The builder of the largest search engine in the World during the first decade of the 21st century joined Google shortly after building that search engine, and possibly licensed the technology behind it to Google. She worked for Google for a number of years, creating a way of indexing pages based upon the meaningful phrases that appear upon those pages, looking at how phrases co-occur on pages to cluster and rerank those pages, using the phrases to identify spam pages and pages with duplicate content, and creating taxonomies and snippets for pages using phrases. This phrase-based indexing system provided a way to defeat Googlebombing, and to determine how much anchor text relevance should be passed along with links.

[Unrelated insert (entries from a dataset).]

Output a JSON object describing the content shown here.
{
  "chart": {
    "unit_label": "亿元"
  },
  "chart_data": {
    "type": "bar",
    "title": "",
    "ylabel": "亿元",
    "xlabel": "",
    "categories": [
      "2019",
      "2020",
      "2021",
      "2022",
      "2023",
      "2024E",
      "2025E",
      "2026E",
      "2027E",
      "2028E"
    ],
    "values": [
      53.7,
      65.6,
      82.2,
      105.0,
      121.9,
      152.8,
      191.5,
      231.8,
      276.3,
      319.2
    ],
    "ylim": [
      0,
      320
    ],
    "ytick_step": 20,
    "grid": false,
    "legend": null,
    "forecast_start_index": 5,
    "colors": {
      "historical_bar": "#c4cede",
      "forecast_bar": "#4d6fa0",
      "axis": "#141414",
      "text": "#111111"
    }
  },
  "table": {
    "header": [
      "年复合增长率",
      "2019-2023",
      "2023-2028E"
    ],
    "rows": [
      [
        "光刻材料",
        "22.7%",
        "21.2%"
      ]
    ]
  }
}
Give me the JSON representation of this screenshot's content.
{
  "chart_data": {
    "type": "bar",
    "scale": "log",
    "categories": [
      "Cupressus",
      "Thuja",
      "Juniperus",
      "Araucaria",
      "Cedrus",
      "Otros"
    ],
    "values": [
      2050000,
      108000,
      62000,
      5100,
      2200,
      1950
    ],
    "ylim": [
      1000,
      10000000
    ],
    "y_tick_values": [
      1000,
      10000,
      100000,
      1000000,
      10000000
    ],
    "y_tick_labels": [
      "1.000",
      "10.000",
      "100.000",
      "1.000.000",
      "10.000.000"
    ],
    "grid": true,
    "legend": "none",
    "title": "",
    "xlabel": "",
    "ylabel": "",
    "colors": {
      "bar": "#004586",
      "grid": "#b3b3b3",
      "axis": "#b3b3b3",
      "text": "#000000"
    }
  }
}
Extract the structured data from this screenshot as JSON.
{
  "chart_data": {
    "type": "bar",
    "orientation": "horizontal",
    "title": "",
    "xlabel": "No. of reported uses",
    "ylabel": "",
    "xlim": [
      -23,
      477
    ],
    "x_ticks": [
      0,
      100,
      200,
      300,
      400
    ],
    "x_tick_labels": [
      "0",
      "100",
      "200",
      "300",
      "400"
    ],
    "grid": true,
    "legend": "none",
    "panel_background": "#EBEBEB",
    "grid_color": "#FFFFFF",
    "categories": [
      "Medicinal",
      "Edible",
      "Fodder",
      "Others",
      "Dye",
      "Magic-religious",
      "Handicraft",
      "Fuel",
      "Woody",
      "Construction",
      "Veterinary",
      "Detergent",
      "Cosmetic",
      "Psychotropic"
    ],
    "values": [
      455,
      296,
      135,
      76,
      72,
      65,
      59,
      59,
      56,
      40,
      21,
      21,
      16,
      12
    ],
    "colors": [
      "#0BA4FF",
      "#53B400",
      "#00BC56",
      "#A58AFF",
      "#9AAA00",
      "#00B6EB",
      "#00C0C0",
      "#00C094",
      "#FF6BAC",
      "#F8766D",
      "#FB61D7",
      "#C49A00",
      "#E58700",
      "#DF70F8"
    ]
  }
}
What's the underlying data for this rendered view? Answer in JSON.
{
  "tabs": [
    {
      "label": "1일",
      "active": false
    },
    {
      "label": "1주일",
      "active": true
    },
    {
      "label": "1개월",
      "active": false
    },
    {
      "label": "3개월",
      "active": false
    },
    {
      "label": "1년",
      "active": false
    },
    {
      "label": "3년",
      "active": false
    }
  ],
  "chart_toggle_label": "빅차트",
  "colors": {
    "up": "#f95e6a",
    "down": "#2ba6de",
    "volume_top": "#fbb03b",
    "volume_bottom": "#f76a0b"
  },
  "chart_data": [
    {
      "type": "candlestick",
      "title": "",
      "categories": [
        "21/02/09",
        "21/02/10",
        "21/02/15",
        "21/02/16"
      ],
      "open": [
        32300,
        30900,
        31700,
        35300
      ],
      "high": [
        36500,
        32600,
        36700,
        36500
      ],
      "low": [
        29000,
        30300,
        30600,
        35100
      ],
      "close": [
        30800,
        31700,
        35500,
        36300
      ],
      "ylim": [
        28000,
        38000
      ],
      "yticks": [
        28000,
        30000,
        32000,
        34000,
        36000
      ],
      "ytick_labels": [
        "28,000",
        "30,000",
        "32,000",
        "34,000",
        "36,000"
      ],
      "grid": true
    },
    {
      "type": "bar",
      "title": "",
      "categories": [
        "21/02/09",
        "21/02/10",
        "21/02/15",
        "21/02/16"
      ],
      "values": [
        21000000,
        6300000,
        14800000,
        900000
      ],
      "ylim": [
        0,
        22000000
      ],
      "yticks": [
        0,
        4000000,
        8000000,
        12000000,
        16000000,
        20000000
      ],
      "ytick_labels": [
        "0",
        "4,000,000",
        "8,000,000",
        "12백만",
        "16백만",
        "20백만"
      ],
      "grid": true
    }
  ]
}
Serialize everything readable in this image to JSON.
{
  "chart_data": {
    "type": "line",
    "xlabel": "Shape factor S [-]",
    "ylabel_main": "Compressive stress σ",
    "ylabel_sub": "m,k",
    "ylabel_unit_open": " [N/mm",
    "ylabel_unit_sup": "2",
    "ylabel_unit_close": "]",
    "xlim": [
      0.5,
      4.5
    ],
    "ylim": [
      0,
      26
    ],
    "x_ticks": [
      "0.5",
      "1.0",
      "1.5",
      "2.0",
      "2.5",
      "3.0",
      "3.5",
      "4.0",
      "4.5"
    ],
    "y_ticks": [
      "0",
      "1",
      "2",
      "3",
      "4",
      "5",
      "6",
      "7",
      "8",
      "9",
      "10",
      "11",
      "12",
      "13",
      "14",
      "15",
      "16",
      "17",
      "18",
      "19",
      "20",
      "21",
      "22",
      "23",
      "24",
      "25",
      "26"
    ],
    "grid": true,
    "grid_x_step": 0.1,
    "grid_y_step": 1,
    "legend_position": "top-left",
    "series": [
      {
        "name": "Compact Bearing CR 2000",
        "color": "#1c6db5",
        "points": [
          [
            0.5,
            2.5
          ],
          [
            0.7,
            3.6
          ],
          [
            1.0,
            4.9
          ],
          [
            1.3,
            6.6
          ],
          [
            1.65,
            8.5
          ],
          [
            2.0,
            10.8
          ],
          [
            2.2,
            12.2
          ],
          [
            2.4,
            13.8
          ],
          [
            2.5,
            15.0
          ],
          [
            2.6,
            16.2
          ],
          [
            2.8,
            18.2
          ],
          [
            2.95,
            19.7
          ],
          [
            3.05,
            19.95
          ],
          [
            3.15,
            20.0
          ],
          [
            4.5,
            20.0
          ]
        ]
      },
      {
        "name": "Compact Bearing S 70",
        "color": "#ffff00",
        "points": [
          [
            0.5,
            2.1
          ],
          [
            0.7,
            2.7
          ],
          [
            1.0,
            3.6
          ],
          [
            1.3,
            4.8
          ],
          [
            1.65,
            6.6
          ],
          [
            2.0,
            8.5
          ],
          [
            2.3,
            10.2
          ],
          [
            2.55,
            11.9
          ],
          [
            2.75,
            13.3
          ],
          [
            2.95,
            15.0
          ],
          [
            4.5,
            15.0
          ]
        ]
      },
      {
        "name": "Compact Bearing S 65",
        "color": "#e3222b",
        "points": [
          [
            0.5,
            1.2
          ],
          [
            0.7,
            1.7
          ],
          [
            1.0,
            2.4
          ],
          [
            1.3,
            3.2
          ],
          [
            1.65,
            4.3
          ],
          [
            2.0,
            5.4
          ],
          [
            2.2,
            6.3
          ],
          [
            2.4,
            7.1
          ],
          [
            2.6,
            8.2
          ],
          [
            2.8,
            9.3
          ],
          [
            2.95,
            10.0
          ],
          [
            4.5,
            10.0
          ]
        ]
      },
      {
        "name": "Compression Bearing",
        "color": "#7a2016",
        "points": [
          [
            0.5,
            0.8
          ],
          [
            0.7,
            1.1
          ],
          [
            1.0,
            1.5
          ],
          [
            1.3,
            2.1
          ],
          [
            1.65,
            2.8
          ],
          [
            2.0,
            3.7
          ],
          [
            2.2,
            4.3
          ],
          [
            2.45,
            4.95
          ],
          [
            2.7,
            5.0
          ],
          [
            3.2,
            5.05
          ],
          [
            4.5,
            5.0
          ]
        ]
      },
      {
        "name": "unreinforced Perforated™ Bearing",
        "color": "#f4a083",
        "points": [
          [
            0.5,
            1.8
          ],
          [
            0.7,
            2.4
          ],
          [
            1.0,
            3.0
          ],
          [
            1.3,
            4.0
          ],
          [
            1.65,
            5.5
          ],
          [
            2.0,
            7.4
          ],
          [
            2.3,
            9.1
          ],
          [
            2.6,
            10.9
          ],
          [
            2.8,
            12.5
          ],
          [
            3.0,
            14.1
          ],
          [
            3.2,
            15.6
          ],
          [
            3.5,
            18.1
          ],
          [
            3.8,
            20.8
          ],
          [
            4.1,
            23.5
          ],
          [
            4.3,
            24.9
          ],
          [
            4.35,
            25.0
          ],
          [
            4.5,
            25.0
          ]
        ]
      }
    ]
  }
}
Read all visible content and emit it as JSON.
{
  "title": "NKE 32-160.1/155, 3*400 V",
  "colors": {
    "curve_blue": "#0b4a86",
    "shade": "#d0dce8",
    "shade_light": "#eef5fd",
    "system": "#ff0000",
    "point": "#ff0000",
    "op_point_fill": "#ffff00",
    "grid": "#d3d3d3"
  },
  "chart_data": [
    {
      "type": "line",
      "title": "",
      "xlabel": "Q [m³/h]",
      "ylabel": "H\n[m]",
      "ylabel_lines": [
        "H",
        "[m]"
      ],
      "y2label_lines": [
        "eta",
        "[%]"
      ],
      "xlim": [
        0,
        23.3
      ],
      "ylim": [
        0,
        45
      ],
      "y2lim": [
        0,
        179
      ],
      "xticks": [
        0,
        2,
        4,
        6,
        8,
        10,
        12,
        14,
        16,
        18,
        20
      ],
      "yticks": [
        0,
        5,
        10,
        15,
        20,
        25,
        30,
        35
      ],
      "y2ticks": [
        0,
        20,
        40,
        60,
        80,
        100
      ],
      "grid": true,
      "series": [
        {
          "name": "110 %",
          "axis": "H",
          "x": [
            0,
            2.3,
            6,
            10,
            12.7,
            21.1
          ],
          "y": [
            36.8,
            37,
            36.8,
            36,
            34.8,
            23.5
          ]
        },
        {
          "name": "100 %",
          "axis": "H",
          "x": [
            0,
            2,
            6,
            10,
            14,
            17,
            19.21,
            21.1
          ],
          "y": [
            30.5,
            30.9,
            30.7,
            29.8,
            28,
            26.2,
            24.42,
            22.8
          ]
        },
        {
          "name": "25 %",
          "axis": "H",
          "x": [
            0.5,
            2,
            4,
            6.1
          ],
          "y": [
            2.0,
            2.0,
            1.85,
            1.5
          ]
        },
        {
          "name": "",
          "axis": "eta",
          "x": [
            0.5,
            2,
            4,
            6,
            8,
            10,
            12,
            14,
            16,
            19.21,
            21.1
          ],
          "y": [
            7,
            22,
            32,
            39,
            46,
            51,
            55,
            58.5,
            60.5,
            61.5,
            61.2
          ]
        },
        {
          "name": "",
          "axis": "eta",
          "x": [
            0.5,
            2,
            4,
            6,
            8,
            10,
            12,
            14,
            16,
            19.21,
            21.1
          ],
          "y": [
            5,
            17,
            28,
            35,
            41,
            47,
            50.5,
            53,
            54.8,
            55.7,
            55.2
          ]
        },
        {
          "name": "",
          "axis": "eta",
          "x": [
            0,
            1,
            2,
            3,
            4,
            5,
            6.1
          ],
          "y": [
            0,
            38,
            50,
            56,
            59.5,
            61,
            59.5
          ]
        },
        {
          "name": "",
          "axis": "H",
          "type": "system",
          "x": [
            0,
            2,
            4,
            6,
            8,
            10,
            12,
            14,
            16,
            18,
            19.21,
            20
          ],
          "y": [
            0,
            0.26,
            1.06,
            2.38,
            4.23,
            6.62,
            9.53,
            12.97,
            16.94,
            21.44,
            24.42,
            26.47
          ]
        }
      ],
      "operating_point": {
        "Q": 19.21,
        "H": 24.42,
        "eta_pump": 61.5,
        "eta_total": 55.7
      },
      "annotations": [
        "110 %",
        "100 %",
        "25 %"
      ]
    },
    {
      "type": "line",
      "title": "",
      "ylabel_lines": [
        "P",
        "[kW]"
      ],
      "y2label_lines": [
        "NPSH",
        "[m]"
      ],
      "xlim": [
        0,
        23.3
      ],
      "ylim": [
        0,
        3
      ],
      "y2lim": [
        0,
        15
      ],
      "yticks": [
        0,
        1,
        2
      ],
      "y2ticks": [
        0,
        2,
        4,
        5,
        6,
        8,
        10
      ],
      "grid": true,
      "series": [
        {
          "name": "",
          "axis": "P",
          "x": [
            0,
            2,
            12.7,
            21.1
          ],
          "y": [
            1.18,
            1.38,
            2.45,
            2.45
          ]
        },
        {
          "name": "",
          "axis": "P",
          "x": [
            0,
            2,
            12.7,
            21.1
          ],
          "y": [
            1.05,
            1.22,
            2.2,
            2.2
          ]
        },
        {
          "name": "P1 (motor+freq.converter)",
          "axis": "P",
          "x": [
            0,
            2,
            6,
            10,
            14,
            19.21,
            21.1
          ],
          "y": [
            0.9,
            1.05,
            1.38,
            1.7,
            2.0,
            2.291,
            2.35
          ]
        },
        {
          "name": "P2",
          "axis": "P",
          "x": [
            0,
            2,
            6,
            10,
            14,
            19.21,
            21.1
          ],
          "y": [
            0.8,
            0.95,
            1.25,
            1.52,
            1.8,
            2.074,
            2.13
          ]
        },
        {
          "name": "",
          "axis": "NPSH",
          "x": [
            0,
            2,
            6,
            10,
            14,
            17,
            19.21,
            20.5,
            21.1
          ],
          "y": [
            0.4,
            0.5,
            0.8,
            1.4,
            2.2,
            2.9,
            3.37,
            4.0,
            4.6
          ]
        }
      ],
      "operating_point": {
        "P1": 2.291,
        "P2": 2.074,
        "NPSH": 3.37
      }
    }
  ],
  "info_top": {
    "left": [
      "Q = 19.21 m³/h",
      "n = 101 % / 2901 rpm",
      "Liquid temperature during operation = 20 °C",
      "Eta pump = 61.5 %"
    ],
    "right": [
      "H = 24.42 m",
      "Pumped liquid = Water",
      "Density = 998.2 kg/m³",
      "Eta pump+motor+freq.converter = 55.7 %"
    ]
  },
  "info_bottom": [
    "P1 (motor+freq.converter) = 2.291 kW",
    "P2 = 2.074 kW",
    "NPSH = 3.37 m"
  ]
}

Then Anna Patterson left Google to start the search engine Cuil, which was supposed to be a Google killer. Except it wasn’t. Now she’s back at Google, and looks to be working on phrases again.
PageRank is a measure that stands for a probability that if someone starts out any page on the Web, and randomly clicks on links they find on pages, or gets bored every so often and teleports (yes, that is official technical search engineer jargon) to a random page, that eventually they will end up at a specific page.
Larry Page referred to this person clicking on links as a “random surfer.” Thing is, most people aren’t so random. It’s not like we’re standing at some street corner somewhere, and just randomly set off in some direction. (OK, I confess that I do sometimes do just that, especially when faced with a sign like that below.)
Imagine someone from Google waking up in the middle of the night, with the thought, “Hmmmm. Maybe we’re not quite doing PageRank quite right. Maybe we should be doing things like paying attention to where links appear on a page, and other things as well.”
In earlier days of SEO, many search engine optimization consultants stressed placing important and valuable content towards tops of HTML code on pages, based upon the idea that search engines would weigh prominent content more heavily if it appeared early on in documents. There are still very well known SEO consultants who include information about a “table trick” on their sites describing how to move the main body content for a page above sidebar navigation within the HTML for a page using tables. I’ve also seen a similar trick used with CSS absolute placement in HTML, where less important content appears higher on the HTML page that visitors actually see, but lower in HTML code for a page.
Back in 2003, the folks at Microsoft Research Asia published a paper titled VIPS: a Vision-based Page Segmentation Algorithm. The abstract for the paper describes the approach, telling us that:
A new web content structure analysis based on visual representation is proposed in this paper. Many web applications such as information retrieval, information extraction and automatic page adaptation can benefit from this structure. This paper presents an automatic top-down, tag-tree independent approach to detect web content structure. It simulates how a user understands web layout structure based on his visual perception. Comparing to other existing techniques, our approach is independent to underlying documentation representation such as HTML and works well even when the HTML structure is far different from layout structure.